Munido de um gravador
Disseram-me que eu devia entrevistar um tal de Calqui, fotógrafo das antigas. Asseguram-me que tinha muitas histórias para contar. Demorei um tempo até descobrir que Calqui era Kalkbrenner e então fui à sua casa fazer uma visita. Na ocasião eu estava munido de um gravador digital, essa pequena maravilha que, ao contrário do bloco de notas, permite que o jornalista pergunte e preste atenção na resposta ao mesmo tempo.
Quando cheguei, Calqui louvou-me a pontualidade e disse que isso só podia ser coisa de alemão. Levou-me até uma sala e começamos a falar dos anos 50, quando ele havia iniciado na fotografia. Ainda se lembrava do jornalista que havia lhe pedido a foto de uma árvore seca na Carlos Gomes. A foto foi tirada e publicada no dia seguinte com a legenda “As árvores morrem de pé”. Só que mudaram as estações e aquela mesma árvore que havia sido dada como morta voltou a florir. De sacanagem, Calqui tirou uma foto da árvore, agora deslumbrante, e deixou à mesa do jornalista. Foi uma gozação só na redação. Isso o Calqui contando, enquanto eu ria e apenas anotava algumas palavras-chave, já que o gravador se encarregava de registrar a conversa.
Eu já havia passado ali mais de uma hora ouvindo histórias como essa. Calqui aproveitou para mostrar um álbum com fotografias e reportagens do seu tempo de ciclista, e pelo que vi havia sido um dos grandes nomes do esporte em sua juventude. Depois me levou para o seu estúdio fotográfico, onde também existe um pequeno museu com máquinas antigas e curiosas.

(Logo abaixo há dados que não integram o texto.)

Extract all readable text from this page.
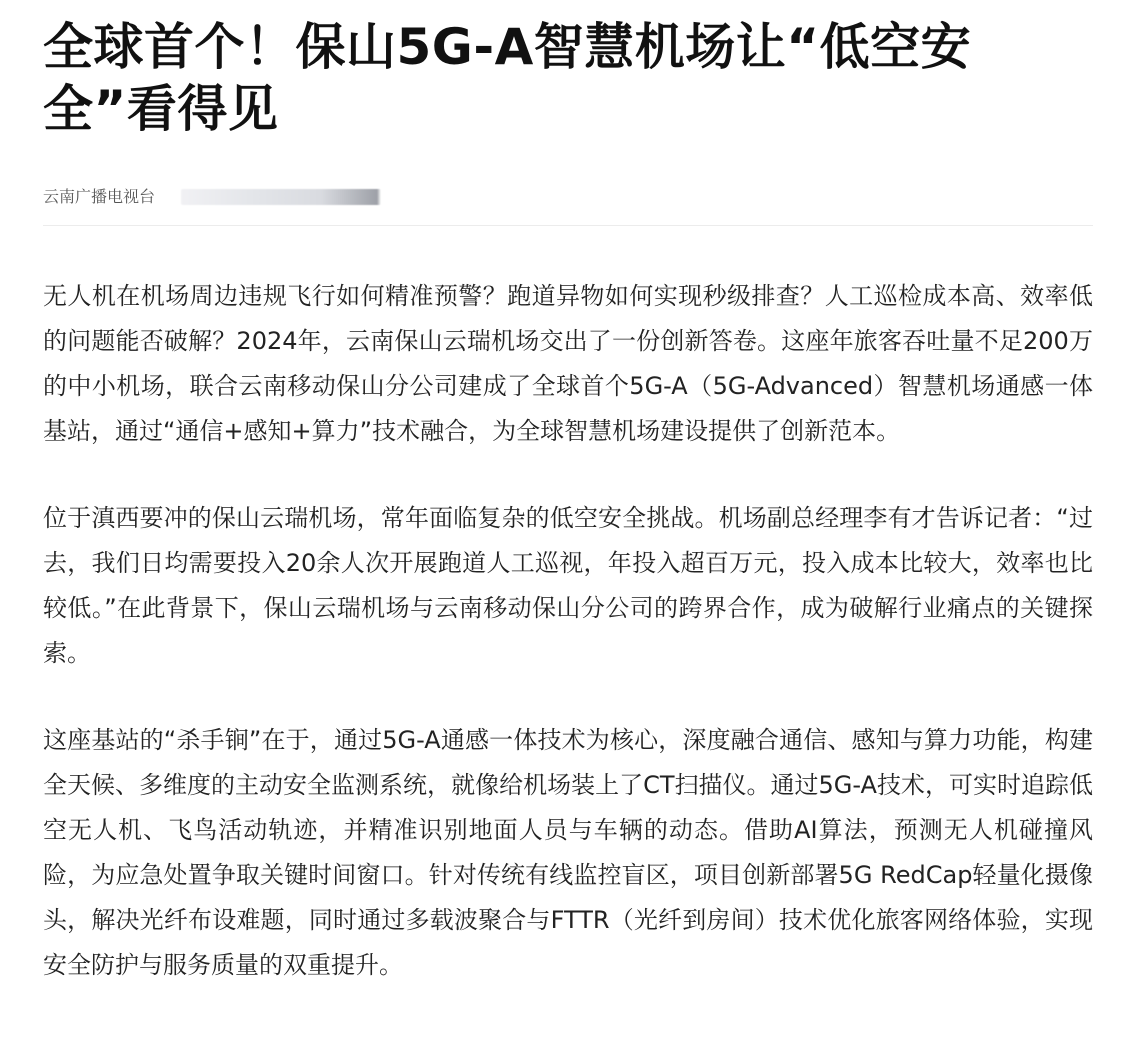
全球首个！保山5G-A智慧机场让“低空安全”看得见
云南广播电视台

无人机在机场周边违规飞行如何精准预警？跑道异物如何实现秒级排查？人工巡检成本高、效率低的问题能否破解？2024年，云南保山云瑞机场交出了一份创新答卷。这座年旅客吞吐量不足200万的中小机场，联合云南移动保山分公司建成了全球首个5G-A（5G-Advanced）智慧机场通感一体基站，通过“通信+感知+算力”技术融合，为全球智慧机场建设提供了创新范本。

位于滇西要冲的保山云瑞机场，常年面临复杂的低空安全挑战。机场副总经理李有才告诉记者：“过去，我们日均需要投入20余人次开展跑道人工巡视，年投入超百万元，投入成本比较大，效率也比较低。”在此背景下，保山云瑞机场与云南移动保山分公司的跨界合作，成为破解行业痛点的关键探索。

这座基站的“杀手锏”在于，通过5G-A通感一体技术为核心，深度融合通信、感知与算力功能，构建全天候、多维度的主动安全监测系统，就像给机场装上了CT扫描仪。通过5G-A技术，可实时追踪低空无人机、飞鸟活动轨迹，并精准识别地面人员与车辆的动态。借助AI算法，预测无人机碰撞风险，为应急处置争取关键时间窗口。针对传统有线监控盲区，项目创新部署5G RedCap轻量化摄像头，解决光纤布设难题，同时通过多载波聚合与FTTR（光纤到房间）技术优化旅客网络体验，实现安全防护与服务质量的双重提升。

Foi, em suma, um encontro bastante agradável e eu saí de lá satisfeito com o resultado, certo de que havia coletado material mais do que suficiente para uma reportagem. Enquanto voltava para o jornal, gelei diante da possibilidade do gravador ter permanecido desligado durante a nossa conversa. Mas constatei aliviado que tudo havia funcionado perfeitamente e a gravação estava lá. Foi quando tentei ouvi-la, apertei um botão errado e apaguei tudo.